Tener un espacio feminista para la transferencia de conocimientos tecnológicos, es una acción cargada de potencias porque aprendemos mejor entre nosotras, porque nos enseñamos más fácil, porque le perdemos el miedo…

En el IGT, las sesiones se dividieron básicamente en 4 grandes bloques: 1. Seguridad digital 2. Políticas de datos 3. Género y tecnología 4. Formación holística. La armonía del encuentro, la selección y la disposición de las participantes, propicio un espacio de confianza, acogedor que animo el intercambio y el aprendizaje. En la mitad del mundo el amor estalla y más si es en Inti Raymi. 4 años atrás, ese mismo día estábamos en la mitad del encuentro de arte, ciencia, tecnología y comunidad, labSurlab, Quito 2012, donde también tuvimos una intensa y amorosa sesión en la que reflexionamos sobre nuestra relación con la tecnología y qué entendemos por tecnología, guiados por tres compañeros indígenas de diferente procedencia (Eliana de Quito-Ecuador, Rigoberto de Oaxaca-Mexico y Gustavo del Valle del Cauca-Colombia). La mitad del mundo, Ecuador, es un lugar poderoso para espacios ricos en afectos y emociones. Hoy vivo un hermoso reencuentro, en el que se encuentran varias celebraciones anteriores del Inti Raymi y se hace urgente aprovechar esta fecha para compartir mi experiencia del IGT, Quito 2016, diluida por el tiempo, sazonada por los reencuentros. He tenido la idea muchas veces de escribir este texto, pero ahora que estoy cerca del Inti Raymi, es inevitable no escribirlo, llega a la manera un agradecimiento, un grato recuerdo y una posibilidad de traer al presente de nuevo esas fuerzas poderosas que compartimos hace un año.

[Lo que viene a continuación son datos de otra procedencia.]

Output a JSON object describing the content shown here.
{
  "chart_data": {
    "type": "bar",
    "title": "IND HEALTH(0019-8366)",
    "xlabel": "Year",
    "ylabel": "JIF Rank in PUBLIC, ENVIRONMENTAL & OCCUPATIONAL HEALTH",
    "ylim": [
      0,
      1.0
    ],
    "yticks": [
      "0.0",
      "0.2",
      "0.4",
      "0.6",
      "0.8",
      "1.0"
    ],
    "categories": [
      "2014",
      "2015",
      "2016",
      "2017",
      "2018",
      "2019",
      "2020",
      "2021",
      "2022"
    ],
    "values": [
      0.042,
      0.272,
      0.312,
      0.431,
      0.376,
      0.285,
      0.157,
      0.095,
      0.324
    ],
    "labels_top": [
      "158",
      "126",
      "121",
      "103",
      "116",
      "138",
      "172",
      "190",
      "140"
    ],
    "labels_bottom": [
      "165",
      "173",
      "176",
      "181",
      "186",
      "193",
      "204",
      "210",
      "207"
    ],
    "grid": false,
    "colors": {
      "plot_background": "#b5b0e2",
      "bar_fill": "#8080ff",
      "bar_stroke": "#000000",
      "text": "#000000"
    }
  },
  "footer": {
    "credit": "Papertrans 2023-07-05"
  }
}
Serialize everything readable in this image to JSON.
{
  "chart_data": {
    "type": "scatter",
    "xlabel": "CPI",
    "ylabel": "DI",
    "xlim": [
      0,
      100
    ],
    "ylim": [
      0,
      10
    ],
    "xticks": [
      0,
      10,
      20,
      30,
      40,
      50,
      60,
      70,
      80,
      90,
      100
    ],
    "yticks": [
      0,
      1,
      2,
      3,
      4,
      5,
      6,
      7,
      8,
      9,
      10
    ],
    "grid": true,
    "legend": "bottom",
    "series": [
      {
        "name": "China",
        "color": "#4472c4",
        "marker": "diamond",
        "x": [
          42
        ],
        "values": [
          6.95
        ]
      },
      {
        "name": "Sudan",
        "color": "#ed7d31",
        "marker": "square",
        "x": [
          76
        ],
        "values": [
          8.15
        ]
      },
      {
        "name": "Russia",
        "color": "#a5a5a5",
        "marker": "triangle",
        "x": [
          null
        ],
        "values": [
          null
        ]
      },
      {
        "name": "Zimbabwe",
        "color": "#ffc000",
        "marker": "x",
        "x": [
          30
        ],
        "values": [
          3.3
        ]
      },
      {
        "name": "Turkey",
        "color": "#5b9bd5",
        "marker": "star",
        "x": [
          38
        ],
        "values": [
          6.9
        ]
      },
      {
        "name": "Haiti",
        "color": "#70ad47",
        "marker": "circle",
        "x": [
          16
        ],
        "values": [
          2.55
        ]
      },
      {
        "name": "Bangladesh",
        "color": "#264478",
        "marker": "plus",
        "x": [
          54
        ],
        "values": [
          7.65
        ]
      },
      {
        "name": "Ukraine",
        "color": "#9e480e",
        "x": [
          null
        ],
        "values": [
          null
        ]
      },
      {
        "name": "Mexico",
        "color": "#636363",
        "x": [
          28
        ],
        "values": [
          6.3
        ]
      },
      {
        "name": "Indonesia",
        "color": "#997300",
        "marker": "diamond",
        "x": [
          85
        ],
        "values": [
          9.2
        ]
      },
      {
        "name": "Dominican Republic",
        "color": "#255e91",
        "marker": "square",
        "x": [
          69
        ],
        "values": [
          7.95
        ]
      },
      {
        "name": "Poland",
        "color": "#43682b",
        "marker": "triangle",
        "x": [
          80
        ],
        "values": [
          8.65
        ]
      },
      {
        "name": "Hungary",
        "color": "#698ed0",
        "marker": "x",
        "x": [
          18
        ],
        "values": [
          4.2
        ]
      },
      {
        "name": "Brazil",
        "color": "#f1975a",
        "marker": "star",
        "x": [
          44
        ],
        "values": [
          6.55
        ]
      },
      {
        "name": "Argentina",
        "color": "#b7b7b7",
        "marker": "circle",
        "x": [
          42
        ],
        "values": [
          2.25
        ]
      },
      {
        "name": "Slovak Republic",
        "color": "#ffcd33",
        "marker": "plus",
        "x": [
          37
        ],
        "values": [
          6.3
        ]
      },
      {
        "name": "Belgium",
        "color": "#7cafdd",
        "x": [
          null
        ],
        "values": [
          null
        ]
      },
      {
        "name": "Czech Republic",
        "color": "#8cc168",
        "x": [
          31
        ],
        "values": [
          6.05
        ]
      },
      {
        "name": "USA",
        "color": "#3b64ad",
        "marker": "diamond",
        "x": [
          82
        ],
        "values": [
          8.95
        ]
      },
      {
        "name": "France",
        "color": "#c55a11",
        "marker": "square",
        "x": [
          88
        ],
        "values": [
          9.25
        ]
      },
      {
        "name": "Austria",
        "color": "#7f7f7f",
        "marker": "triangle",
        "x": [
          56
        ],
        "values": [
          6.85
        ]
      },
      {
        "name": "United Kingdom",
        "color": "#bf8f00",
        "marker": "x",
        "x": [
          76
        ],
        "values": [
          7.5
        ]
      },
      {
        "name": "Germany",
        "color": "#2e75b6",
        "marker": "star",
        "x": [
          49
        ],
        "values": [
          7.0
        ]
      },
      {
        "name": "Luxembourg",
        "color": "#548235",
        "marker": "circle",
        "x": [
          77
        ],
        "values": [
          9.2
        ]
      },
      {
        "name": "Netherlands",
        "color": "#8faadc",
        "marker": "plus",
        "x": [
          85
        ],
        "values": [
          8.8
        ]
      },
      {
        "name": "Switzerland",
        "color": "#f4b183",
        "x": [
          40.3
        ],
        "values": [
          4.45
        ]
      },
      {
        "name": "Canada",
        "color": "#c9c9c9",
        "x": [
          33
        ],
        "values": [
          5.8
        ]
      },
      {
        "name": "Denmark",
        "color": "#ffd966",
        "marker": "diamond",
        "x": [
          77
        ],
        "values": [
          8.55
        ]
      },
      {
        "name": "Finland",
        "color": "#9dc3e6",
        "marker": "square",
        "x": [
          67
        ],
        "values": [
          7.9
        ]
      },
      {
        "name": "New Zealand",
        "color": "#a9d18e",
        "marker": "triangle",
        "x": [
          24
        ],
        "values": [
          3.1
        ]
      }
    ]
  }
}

Muchas compartimos el sentimiento de no volver a ser las mismas después de ese encuentro, la mejor parte de esa experiencia para mi fue: La formación holística, la inserción (o reinserción) de los cuidados como una parte fundamental no solo de la seguridad, sino en general de nuestras luchas. Y el diseño de estrategias para performar en la red como una táctica de seguridad, pero también de libertad de expresión y reconquista de la intimidad.

Después del IGT, tuve la sensación de no poder volver a ser la misma, con una nueva marca en mi línea de vida, al conocer otras formas de ser y habitar en la red, donde recordamos que no estamos solas, en el intercambios de buenas y poderosas vibraciones entre las participantes. Volví a mi casa transformada, con una gran cantidad de cosas que aprender y transformaciones en mi relación con la tecnología que continuo tejiendo. Retomar el control de nuestros datos, decidir que información entregamos voluntariamente, ser conscientes de lo que estamos dando. Nuestra vida privada y nuestra vida intima se cruzan con la militancia y ante eso, no podemos seguir inmóviles. No estamos solas y seguimos aprendiendo.

*Filósofa que ha centrado su trabajo en la estética y política contemporánea, los movimientos sociales y las nuevas tecnologías.